While appellee was on the witness stand her counsel, over the objection of appellant, was permitted to ask her the following question: “Were you going along carefully or otherwise ? ” She answered, “ I was going along carefully.” The question and answer were both improper. It was the province of the jury, and not that of the witness, to say whether she was proceeding with care. It appears from the record, however, that she and the witness in company with her, John Handrehan, detailed the facts attending the injury, stating fully the manner in which she was walking and what took place immediately before and at the time of the injury. We think the facts detailed by him justified the jury in the conclusion that appellee was at the time in the exercise of reasonable and ordinary care. The error of court, in allowing the question and answer, was not sufficiently harmful, therefore, to require a reversal.

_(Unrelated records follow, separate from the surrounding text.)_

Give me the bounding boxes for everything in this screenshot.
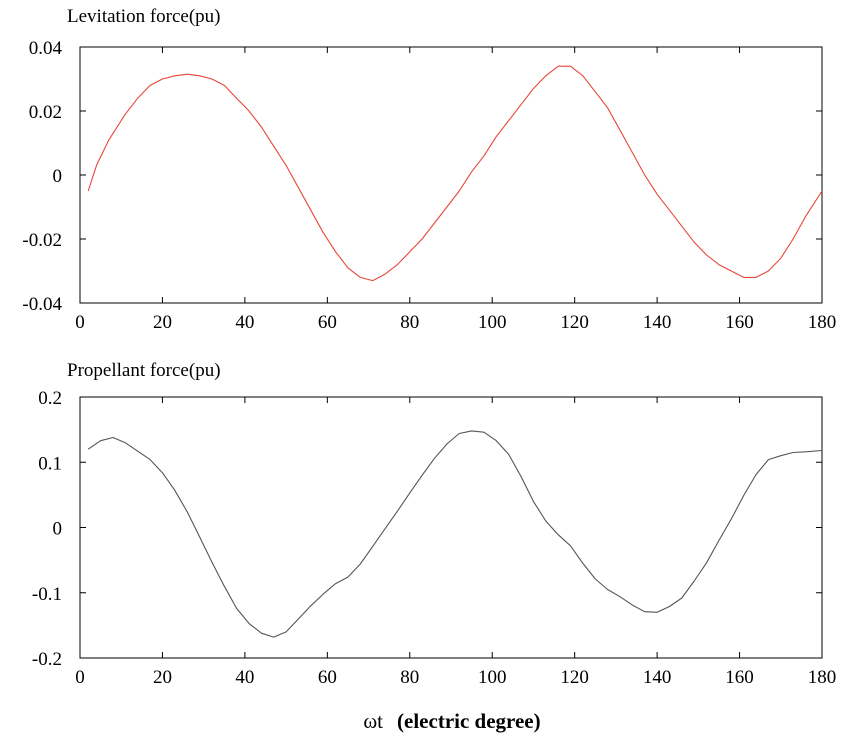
- levitation-x-tick-label: 140: [643, 312, 672, 333]
- propellant-x-tick-label: 140: [643, 667, 672, 688]
- propellant-x-tick-label: 40: [235, 667, 254, 688]
- levitation-x-tick-label: 60: [318, 312, 337, 333]
- levitation-y-tick-label: 0.02: [29, 102, 62, 123]
- levitation-x-tick-label: 180: [808, 312, 837, 333]
- levitation-series-line: [87, 65, 823, 282]
- x-axis-label-symbol: ωt: [363, 709, 383, 733]
- levitation-y-tick-label: -0.04: [22, 294, 62, 315]
- propellant-x-tick-label: 60: [318, 667, 337, 688]
- propellant-y-tick-label: -0.2: [32, 649, 62, 670]
- propellant-x-tick-label: 100: [478, 667, 507, 688]
- levitation-y-tick-label: -0.02: [22, 230, 62, 251]
- x-axis-label-text: (electric degree): [397, 709, 541, 733]
- levitation-y-tick-label: 0.04: [29, 38, 63, 59]
- levitation-x-tick-label: 80: [400, 312, 419, 333]
- levitation-x-tick-label: 120: [560, 312, 589, 333]
- levitation-x-tick-label: 20: [153, 312, 172, 333]
- levitation-x-tick-label: 0: [75, 312, 85, 333]
- levitation-chart-title: Levitation force(pu): [67, 6, 221, 27]
- propellant-x-tick-label: 120: [560, 667, 589, 688]
- propellant-y-tick-label: -0.1: [32, 584, 62, 605]
- levitation-y-tick-label: 0: [53, 166, 63, 187]
- propellant-y-tick-label: 0: [53, 519, 63, 540]
- levitation-plot-frame: [79, 46, 823, 304]
- levitation-x-tick-label: 100: [478, 312, 507, 333]
- propellant-plot-frame: [79, 396, 823, 659]
- levitation-x-tick-label: 40: [235, 312, 254, 333]
- propellant-series-line: [87, 430, 823, 638]
- propellant-force-chart: Propellant force(pu) 0 20 40 60 80 100 120 140 1…: [32, 360, 836, 688]
- x-axis-label: ωt (electric degree): [363, 709, 540, 733]
- levitation-x-tick-label: 160: [725, 312, 754, 333]
- propellant-y-tick-label: 0.1: [38, 453, 62, 474]
- propellant-x-tick-label: 160: [725, 667, 754, 688]
- propellant-y-tick-label: 0.2: [38, 388, 62, 409]
- levitation-force-chart: Levitation force(pu) 0 20 40 60 80 100 120 140 1…: [22, 6, 836, 333]
- propellant-chart-title: Propellant force(pu): [67, 360, 221, 381]
- propellant-x-tick-label: 0: [75, 667, 85, 688]
- propellant-x-tick-label: 80: [400, 667, 419, 688]
- propellant-x-tick-label: 180: [808, 667, 837, 688]
- propellant-x-tick-label: 20: [153, 667, 172, 688]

The court gave nine instructions for appellant and refused one asked by it. The refused instruction related to the care which the law requires of one passing over a dangerous sidewalk. The principle embodied in it was contained in instructions numbered 5, Y and 9. There was no error in refusing it. The jury were fully instructed upon the law of the case.

We see no sufficient ground for disturbing the judgment, and the same will be affirmed.